In WAGNER Design Lab, architects Titus Bernhard and Andreas Weissenbach have recently realized a giant display window for Wagner. Thanks to Stefan Diez’s flexible “D2” system, its interior can be used flexibly for anything from a showroom to a work environment.

It all began with an idea: Peter Wagner and his brother Rainer, the third generation of a family to run a seating manufacturing business, together decided to spectacularly transform their parents’ house in the municipality of Langenneufnach deep in southern Germany. Until then, what had formerly been their family residence had been serving as a showroom for the company’s brand “Wagner Living” brand – and, as the finishing touch, an annex with a massive glass façade was planned, one on pillars and that would appear to hover high above the existing edifice. Once the experimental design was on the table, Peter Wagner did not waste any time in passing on the relevant order to the architects at Titus Bernhard.

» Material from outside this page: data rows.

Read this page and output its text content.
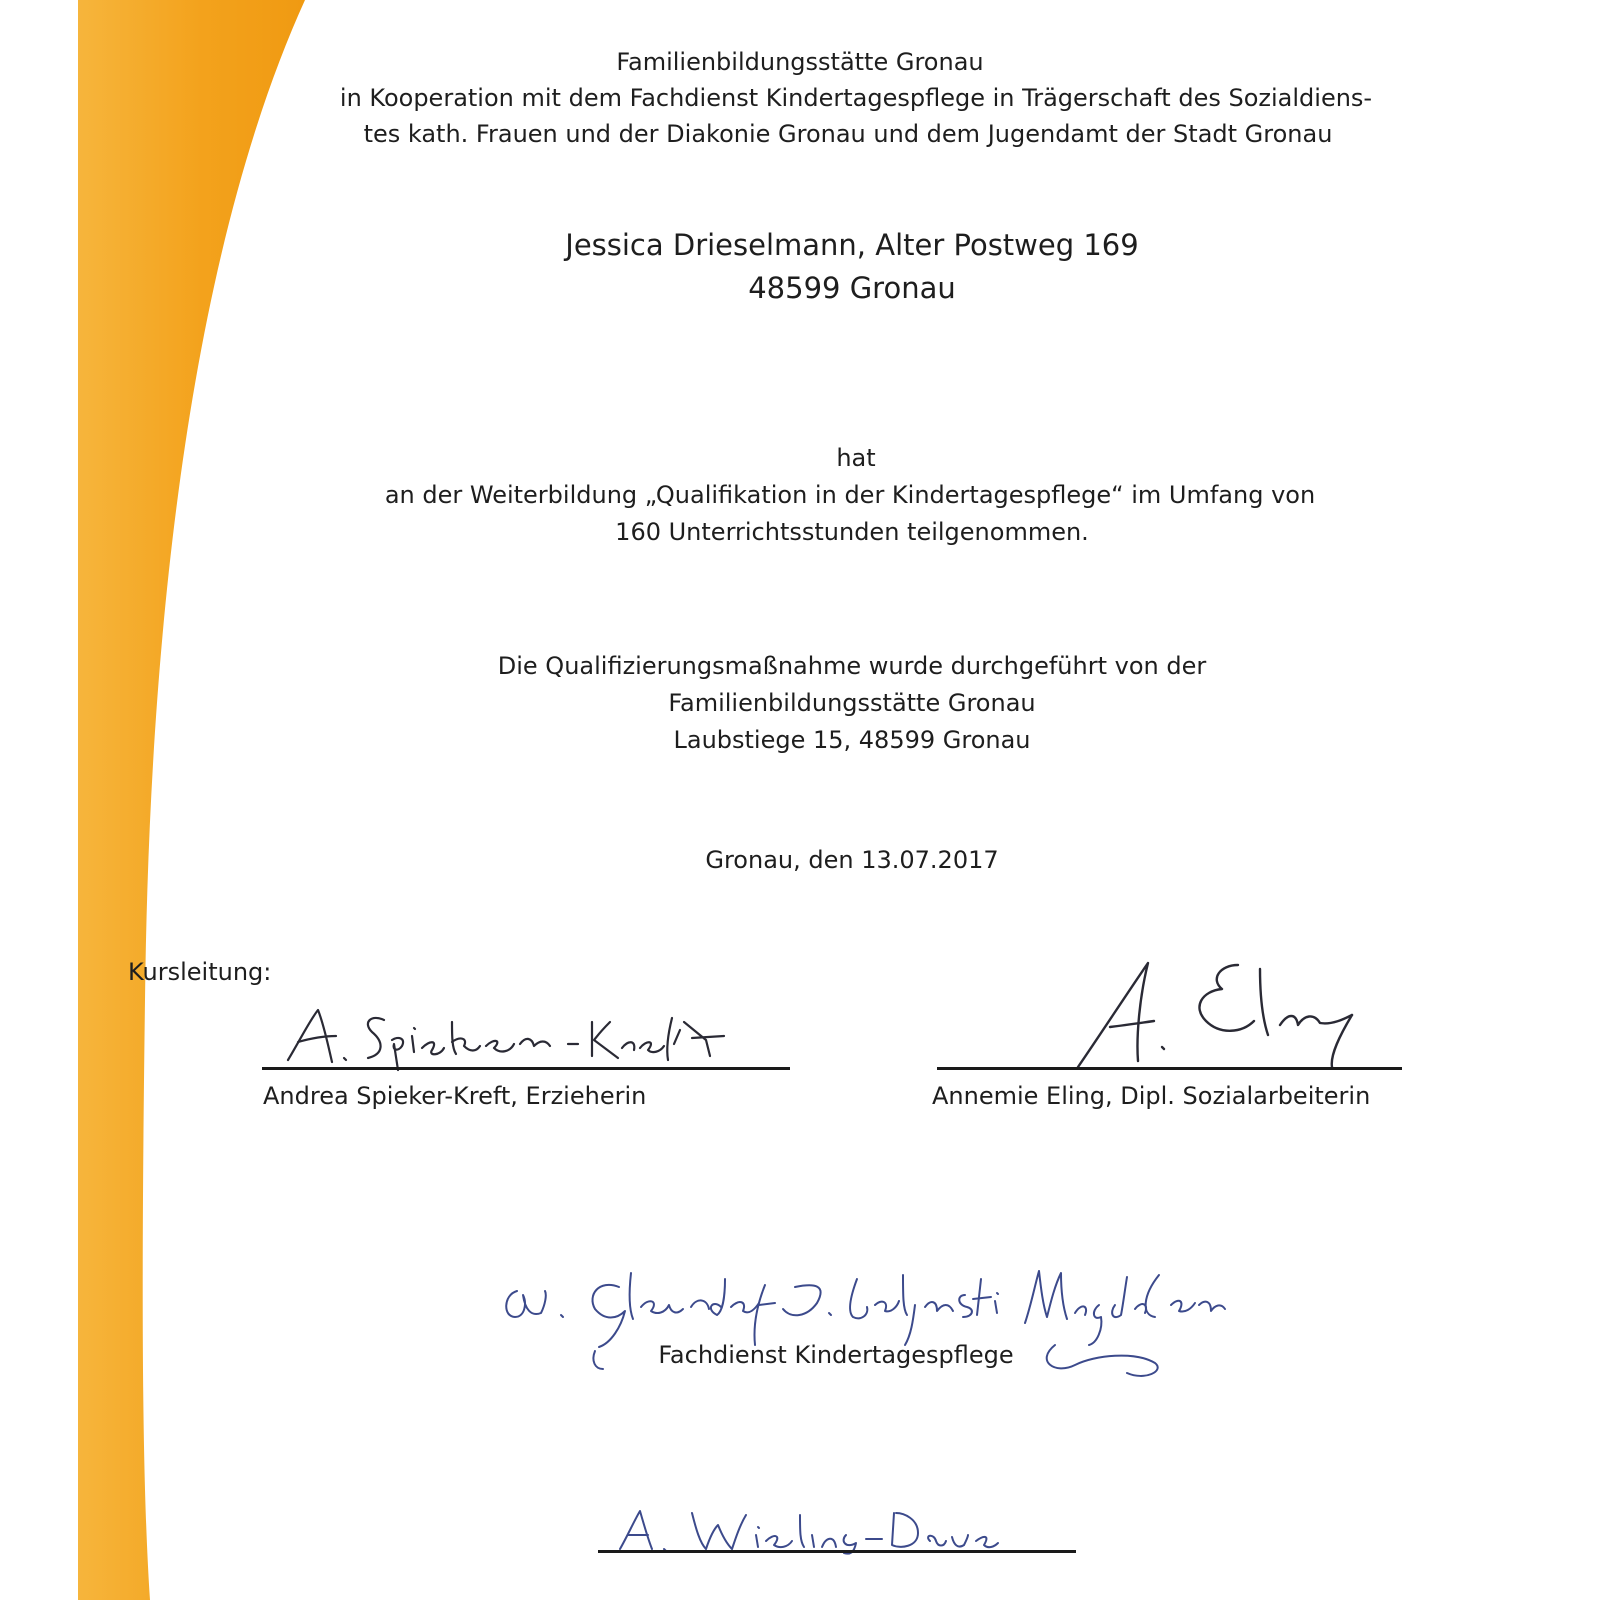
Familienbildungsstätte Gronau
in Kooperation mit dem Fachdienst Kindertagespflege in Trägerschaft des Sozialdiens-
tes kath. Frauen und der Diakonie Gronau und dem Jugendamt der Stadt Gronau
Jessica Drieselmann, Alter Postweg 169
48599 Gronau
hat
an der Weiterbildung „Qualifikation in der Kindertagespflege“ im Umfang von
160 Unterrichtsstunden teilgenommen.
Die Qualifizierungsmaßnahme wurde durchgeführt von der
Familienbildungsstätte Gronau
Laubstiege 15, 48599 Gronau
Gronau, den 13.07.2017
Kursleitung:
Andrea Spieker-Kreft, Erzieherin	Annemie Eling, Dipl. Sozialarbeiterin
Fachdienst Kindertagespflege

““Commercial construction is often neglected although just as much dedication can be invested in such places and an equally conceptual approach taken to them as would be expected of residential construction, and this is something that Wagner recognized,” explains Bernhard. Together with his colleague Andreas Weissenbach Bernhard accepted the challenge and designed a rectangular annex on slender supports and using a steel-framed construction technique. A project of superlatives at all levels. Alongside the 160 tons of steel this remarkable piece of architecture used the world’s largest glass panels – four sheets of triple-insulated glass, each measuring 3.04 x 19.21 meters. Manufactured by local glass refiners sedak, who had already earned their spurs in international projects such as one with Norman Forster Architects for Apple. In fact, sedak even designed its own machinery in order to purpose-manufacture these giant panels.

The installation of the glass in itself demanded a great deal of skill and know-how from everybody involved. After all, “fitting seven tons of glass up on high was always going to be a challenge,” comments Bernhard.

Teamwork of superlatives

WAGNER DESIGN LAB

And because of the good teamwork, this bold undertaking did succeed, all four elements have since been fitted and they have now even proved their resilience. Besides their dimensions, something else that is fascinating about these glass panes is their filigree structure. “Each one consists of three individual sheets which are joined together by means of an edge bond, the spaces in between them are filled with inert gas. The thinnest pane is made of float glass which is eight millimeters in thickness,” explains Bernhard. The transparency of the façade, which manages without window frames, perfectly underscores the WAGNER Design Lab’s architecture, which is reduced to a bare minimum. As an ensemble and despite its considerable span lengths, the building sports an airy look, without detracting from the charm of its natural surroundings. Although it is sometimes invisible to the viewer it is pervaded by Wagner’s DNA, right down to its tiniest details: “The fixing points for the individual panes are chunks of volcanic metal which exactly correspond to the hinge for our Dondola systems; these will absorb any movement by the glass,” explains Wagner. In the same way that, in the “D1” family of chairs by designer Stefan Diez, this allows for movement in the chair’s fixed connection with its base so as to take the weight of the back, in the case of the WAGNER Design Lab it compensates for the impact of ambient environmental conditions on the panes of glass. Moreover, the curtain-wall facing, with its certified wood and mineral wool makes for pleasant indoor temperatures.